Question

I am having some problems assigning fields to an array using the view method. Apparently, there doesn't seem to be a control of how you want to assign the field.

a=array([[1,2],[1,2],[1,2]]) # 3x2 matrix
#array([[1, 2],
#       [1, 2],
#       [1, 2]])  

aa=a.transpose() # 2x3 matrix
#array([[1, 1, 1],
#       [2, 2, 2]])

a.view(dtype='i8,i8') # This works
a.view(dtype='i8,i8,i8') # This returns error ValueError: new type not compatible with array.
aa.view(dtype='i8,i8') # This works
aa.view(dtype='i8,i8,i8') # This returns error ValueError: new type not compatible with array.

In fact, if I create aa from scratch instead of using transpose of a,

b=array([[1,1,1],[2,2,2]])
b.view(dtype='i8 i8') # This returns ValueError again.
b.view(dtype='i8,i8,i8') # This works

Why does this happen? Is there any way I can set the fields to represent rows or columns?

Was it helpful?

Solution

When you create a standard array in NumPy, some contiguous blocks of memory are occupied by the data. The size of each block depends on the dtype, the number and organization of these blocks by the shape of your array. Structured arrays follow the same pattern, except that each block is now composed of several sub-blocks, each sub-block occupying some space as defined by the corresponding dtype of the field.

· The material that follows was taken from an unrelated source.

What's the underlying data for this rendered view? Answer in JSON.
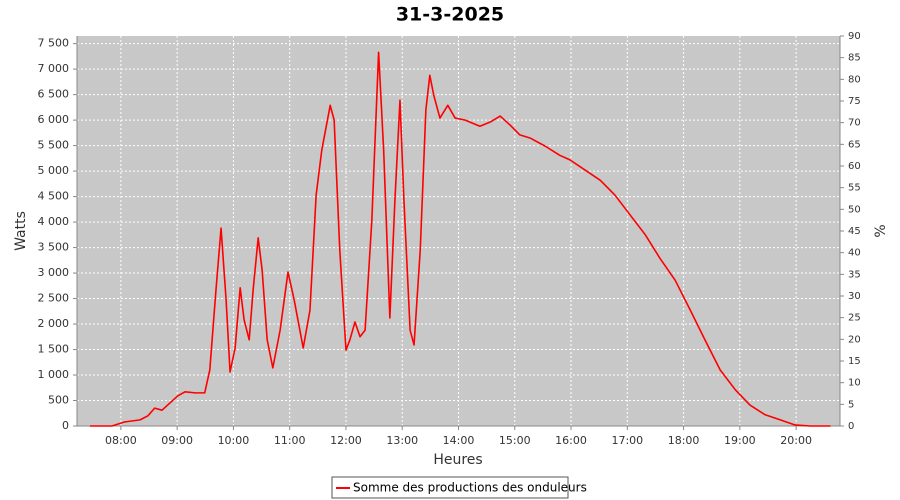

In your example, you define a (3,2) array of ints (a). That's 2 int blocks for the first row, followed by 2 other blocks for the second and then 2 last blocks for the first. If you want to transform it into a structured array, you can either keep the original layout (each block becomes a unique field (a.view(dtype=[('f0', int)]), or transform your 2-block rows into rows of 1 larger block consisting of 2 sub-blocks, each sub-block having a int size. That's what happen when you do a.view(dtype=[('f0',int),('f1',int)]).

You can't make larger blocks (ie, dtype="i8,i8,i8"), as the corresponding information would be spread across different rows.

Now, you can display your array in a different way, for example display it column by column: that's what happen when you do a .transpose of your array. It's only display, though, ('views' in the NumPy lingo), that doesn't change the original memory layout. So, your aa example, the original layout is still "3 rows of 2 integers", that you can represent as "3 rows of one block of 2 integers".

In your second example, b=array([[1,1,1],[2,2,2]]), you have a different layout: 2 rows of 3 int blocks. You can group the 3 int blocks into one larger block (dtype="i8,i8,i8") because you're not going over a row. You can't group it two by two, because you would have an extra block on each row.

You can transform a (N,M) standard array into only (1) a N structured array of M fields or (2) a NxM structured array of 1 field and that's it. The (N,M) is the shape given to the array at its creation. You can display your array as a (M,N) array by a transposition, but that doesn't modify the original memory layout.

OTHER TIPS

when you specify the view as b.view(dtype='i8, i8') you are asking numpy to reinterpret the values as set of tuples with two values in them but this simply isn't feasible since we have 3 values which isn't a multiple of two, its like reshaping the matrix where it would generate a new matrix of different size, numpy doesn't like such things.